Здесь не было никого на парсеки во все шесть сторон - никто не думал, не дышал, не шуршал на заднем плане. Реактор курьера работал на ничтожную долю мощности - ровно столько, чтобы питать системы управления и жизнеобеспечения. Это было тихое место, во всех смыслах тихое. Анакин вытянулся на койке, заложив руки за голову, и закрыл глаза. Тишина. Он отпустил свои щиты - пришлось сделать усилие, чтобы преодолеть сопротивление собственного разума. Тишина объяла его.
читать дальшеЭто было редкое и потому драгоценное ощущение. На Корусканте его и со щитами глушил хор бесчисленных жизней, словно смешанный с песком ветер бился в стены убежища. Даже Татуин, малонаселенный, пустынный, с бедной биосферой, шелестел и давил на внутренние щиты. Но в таких местах, как окрестности безжизненного камня, в котором давно остыло плазменное ядро, царила блаженная тишина. И Анакин мог раскрыть все щиты и полностью погрузиться в Силу.
Обычная медитация была для него закрытыми вратами. Оби-ван долго не понимал, в чем дело и почему Анакин ненавидит медитацию и не получает от этого процесса даже того, что способны получить самые нетерпеливые и слабые в Силе дети. Вместо успокоения и ясности Анакин получал боль и выматывающую усталость. Пассивная медитация была не для него. Сборка и починка, занятые делом руки помогали отрешиться лучше, погруженный в поток Анакин не ошеломлял никого своим незащищенным присутствием, но при этом мог раскрыться навстречу Силе. Словно бы требующие сосредоточения действия прикрывали его. Потом он обнаружил, что поток - это не только сборка и ремонт, это еще и поиск информации, это навигация, это математика. Стало легче. Без медитации хоть в какой-то форме он нервничал, легко срывался, и потом было неприятно и стыдно.
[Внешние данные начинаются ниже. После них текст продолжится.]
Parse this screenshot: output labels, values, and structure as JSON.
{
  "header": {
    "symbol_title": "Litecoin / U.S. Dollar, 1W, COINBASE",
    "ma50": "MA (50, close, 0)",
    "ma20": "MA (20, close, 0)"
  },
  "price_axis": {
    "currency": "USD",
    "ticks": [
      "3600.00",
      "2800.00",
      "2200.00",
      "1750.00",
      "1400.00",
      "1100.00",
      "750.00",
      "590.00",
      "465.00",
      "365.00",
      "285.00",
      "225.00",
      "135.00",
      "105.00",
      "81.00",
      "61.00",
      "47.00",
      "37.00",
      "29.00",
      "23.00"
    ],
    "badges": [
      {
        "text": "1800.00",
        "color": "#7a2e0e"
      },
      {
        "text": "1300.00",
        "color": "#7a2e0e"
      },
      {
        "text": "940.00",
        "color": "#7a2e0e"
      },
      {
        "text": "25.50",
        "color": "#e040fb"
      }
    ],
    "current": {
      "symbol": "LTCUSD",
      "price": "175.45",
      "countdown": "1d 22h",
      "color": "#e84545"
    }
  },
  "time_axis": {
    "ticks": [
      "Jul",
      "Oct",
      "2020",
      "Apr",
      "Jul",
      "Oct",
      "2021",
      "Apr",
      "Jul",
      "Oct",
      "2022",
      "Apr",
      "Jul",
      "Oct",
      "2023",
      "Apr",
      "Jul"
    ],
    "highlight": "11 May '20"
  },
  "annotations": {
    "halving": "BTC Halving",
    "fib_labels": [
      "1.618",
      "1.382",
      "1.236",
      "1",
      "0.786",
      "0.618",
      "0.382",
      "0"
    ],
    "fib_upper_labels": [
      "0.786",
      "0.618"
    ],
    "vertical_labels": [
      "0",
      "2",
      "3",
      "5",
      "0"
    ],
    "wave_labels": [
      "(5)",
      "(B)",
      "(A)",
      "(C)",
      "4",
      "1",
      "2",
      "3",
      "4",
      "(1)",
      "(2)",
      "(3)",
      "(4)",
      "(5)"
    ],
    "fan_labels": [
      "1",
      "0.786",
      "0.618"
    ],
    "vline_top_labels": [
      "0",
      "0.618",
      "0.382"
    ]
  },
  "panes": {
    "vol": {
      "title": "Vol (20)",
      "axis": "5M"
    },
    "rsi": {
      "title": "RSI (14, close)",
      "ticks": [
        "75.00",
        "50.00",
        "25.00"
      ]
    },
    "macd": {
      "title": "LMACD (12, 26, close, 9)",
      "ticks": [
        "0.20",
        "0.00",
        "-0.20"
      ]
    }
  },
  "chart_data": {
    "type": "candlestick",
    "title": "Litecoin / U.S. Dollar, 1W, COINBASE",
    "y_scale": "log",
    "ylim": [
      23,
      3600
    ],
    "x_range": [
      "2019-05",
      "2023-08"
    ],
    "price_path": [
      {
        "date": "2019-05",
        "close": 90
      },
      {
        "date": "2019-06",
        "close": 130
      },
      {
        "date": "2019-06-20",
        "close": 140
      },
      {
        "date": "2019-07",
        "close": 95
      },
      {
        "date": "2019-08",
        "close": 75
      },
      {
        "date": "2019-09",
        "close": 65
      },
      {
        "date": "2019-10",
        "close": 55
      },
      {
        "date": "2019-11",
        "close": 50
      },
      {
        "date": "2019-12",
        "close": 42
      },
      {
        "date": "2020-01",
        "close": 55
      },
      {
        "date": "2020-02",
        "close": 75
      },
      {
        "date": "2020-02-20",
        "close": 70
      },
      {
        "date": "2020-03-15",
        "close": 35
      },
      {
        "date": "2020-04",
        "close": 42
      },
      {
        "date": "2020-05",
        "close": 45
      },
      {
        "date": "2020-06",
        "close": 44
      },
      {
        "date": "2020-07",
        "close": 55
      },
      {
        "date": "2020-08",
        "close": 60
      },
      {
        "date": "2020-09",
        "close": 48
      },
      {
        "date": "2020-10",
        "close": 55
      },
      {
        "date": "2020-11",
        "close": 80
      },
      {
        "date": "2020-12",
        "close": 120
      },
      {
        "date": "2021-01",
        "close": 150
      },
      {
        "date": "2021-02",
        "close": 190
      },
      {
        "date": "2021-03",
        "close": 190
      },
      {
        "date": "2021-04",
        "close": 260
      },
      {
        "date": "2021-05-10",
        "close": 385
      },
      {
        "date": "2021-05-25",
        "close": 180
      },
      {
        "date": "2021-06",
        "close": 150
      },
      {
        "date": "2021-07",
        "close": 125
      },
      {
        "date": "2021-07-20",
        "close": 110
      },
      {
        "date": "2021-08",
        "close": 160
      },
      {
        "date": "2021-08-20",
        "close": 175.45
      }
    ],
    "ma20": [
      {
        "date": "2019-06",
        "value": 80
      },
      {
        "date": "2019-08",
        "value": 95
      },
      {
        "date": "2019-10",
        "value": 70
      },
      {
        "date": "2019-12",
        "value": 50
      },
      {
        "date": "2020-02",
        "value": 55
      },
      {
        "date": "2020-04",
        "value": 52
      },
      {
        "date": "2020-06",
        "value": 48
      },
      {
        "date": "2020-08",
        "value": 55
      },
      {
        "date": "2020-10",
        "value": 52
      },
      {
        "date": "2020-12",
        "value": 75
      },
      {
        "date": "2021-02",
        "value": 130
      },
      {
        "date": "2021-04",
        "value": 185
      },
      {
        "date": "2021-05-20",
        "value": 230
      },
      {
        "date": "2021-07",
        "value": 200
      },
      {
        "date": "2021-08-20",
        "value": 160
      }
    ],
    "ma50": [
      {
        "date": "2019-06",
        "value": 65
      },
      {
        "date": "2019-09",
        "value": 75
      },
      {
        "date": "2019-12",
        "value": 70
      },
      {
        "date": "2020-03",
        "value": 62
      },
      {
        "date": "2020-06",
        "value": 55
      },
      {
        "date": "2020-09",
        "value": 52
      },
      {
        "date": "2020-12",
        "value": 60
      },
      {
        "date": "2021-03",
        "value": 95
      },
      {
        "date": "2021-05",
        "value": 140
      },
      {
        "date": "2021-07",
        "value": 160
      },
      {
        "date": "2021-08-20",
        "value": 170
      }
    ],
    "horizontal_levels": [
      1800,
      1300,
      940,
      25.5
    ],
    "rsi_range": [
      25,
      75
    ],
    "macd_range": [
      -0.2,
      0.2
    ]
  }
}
Тишину Анакин открыл случайно, когда они с Оби-ваном в таком же курьерском кораблике ждали встречи с транспортом, а точка рандеву была в таком же удаленном и всеми забытом месте. Оби-ван лежал в целительном трансе, ждать было еще почти сутки, и Анакин попробовал в очередной раз медитировать. Он тогда погружался все глубже и глубже в потоки Силы, ощущая галактику единым целым, и всех живущих - не помехой, не иглами боли и всплесками радости, а единым потоком. Глубина затягивала, и Анакин тогда уцепился за точку, которая не слилась почему-то с потоком - не солнце, не яркий свет - едва заметная теплая точка, к которой он и сумел вернуться, собрав себя обратно в Анакина Скайуокера, четырнадцатилетнего мальчика с круглыми от благоговейного ужаса и восторга глазами. А его якорь, едва различимая искра света в этом плане бытия оказалась раненым и безмерно уставшим человеком, с которым Анакин как раз в тот год ссорился особенно зло.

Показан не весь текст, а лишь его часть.